Number 3 –on my list was Martin Scorsese’s “GoodFellas.”
Number 2 — was Quentin Tarantino‘s “Pulp Fiction.”
And my choice as the best film of the 1990s was Steve James’ documentary “Hoop Dreams.”
MARTIN: Here’s my complete top ten complete list.
Number 10 — is a tie between two modern American epics. The first is Spike Lee‘s “Malcolm X,” a biography of one of our most daring political leaders, the second: Michael Mann’s “Heat,” a thrilling crime drama by one of the finest filmmakers in America, with a brilliantly cold, minimal look and great performances by Bob DeNiro and Al Pacino.
Number 9 — the Coen brothers’ “Fargo.”
Number 8 — David Cronenberg‘s “Crash.” Genuinely erotic, but also profoundly disturbing, beautifully controlled, and completely unconventional.
Number 7 — Wes Anderson‘s “Bottle Rocket.” I love the people in this film, who are genuinely innocent, more than even they know.
Number 6 — Lars von Trier‘s “Breaking the Waves,” a genuinely spiritual movie that asks what is love and what is compassion?
Number 5 — Abel Ferrara‘s “Bad Lieutenant,” starring my old friend and collaborator Harvey Keitel.
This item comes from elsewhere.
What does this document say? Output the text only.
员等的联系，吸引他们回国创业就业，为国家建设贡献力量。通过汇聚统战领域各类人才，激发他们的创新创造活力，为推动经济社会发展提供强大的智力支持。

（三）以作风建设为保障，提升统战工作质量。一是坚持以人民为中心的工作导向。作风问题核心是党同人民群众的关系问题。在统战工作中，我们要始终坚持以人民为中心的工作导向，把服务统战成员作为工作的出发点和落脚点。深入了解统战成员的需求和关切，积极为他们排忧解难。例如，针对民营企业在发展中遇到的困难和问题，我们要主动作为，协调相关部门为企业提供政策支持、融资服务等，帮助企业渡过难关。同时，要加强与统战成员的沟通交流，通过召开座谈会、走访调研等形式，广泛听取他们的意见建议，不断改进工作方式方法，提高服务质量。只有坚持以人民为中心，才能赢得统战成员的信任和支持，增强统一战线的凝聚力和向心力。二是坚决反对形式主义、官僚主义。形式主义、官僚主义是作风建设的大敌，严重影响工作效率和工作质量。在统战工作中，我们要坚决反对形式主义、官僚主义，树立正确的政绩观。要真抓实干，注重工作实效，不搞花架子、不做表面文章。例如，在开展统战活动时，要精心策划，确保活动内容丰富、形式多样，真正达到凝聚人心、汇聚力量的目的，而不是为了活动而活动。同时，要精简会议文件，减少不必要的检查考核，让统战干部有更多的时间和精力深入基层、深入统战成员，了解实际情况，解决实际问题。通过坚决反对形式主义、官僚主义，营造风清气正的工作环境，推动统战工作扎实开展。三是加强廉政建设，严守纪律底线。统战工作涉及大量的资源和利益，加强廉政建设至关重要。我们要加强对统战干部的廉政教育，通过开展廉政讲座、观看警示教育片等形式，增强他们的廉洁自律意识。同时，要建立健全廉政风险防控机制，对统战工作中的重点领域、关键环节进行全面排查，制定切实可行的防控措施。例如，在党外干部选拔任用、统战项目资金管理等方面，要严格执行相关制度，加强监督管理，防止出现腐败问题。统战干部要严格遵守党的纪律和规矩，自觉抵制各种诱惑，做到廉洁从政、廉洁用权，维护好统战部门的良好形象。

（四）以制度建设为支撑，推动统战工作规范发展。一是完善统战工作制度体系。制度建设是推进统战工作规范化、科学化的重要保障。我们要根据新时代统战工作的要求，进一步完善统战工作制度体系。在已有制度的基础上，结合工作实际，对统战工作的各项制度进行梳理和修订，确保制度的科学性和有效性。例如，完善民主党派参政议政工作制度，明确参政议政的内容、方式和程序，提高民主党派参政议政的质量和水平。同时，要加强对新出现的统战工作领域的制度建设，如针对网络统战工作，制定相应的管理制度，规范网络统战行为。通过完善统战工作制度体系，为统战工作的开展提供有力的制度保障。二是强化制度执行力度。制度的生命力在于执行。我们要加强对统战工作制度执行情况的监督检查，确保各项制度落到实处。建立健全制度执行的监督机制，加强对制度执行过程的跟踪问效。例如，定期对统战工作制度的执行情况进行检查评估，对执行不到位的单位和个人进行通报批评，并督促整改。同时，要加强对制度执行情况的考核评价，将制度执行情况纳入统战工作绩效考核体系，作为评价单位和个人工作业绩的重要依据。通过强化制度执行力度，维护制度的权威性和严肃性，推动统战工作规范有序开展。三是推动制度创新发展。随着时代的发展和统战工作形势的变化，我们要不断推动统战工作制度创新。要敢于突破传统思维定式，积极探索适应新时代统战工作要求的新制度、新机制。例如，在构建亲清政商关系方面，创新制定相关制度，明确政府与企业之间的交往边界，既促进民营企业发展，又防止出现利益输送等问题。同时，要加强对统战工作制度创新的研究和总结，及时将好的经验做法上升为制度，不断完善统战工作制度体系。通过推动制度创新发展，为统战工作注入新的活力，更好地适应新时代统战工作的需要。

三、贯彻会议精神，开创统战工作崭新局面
He’s always taken risks as an actor, and in the ’90s, in this film in particular, he really reached his prime.
Number 4 — Stanley Kubrick‘s “Eyes Wide Shut.”
Number 3 — Wu Nien-jen’s “A Borrowed Life.”
Number 2–“The Thin Red Line,” by Terrence Malick.
And my Number 1 film of the decade — even though it was made in the late ’80s — Tian Zhuangzhuang’s “Horse Thief.”
ROGER: So, good video-rental ideas. And thanks for being here in the balcony, Marty. We’ve known each other a long time, and it was really an honor for me to invite you to share in this program.
MARTIN: Thank you. It was an honor for me, too, Roger.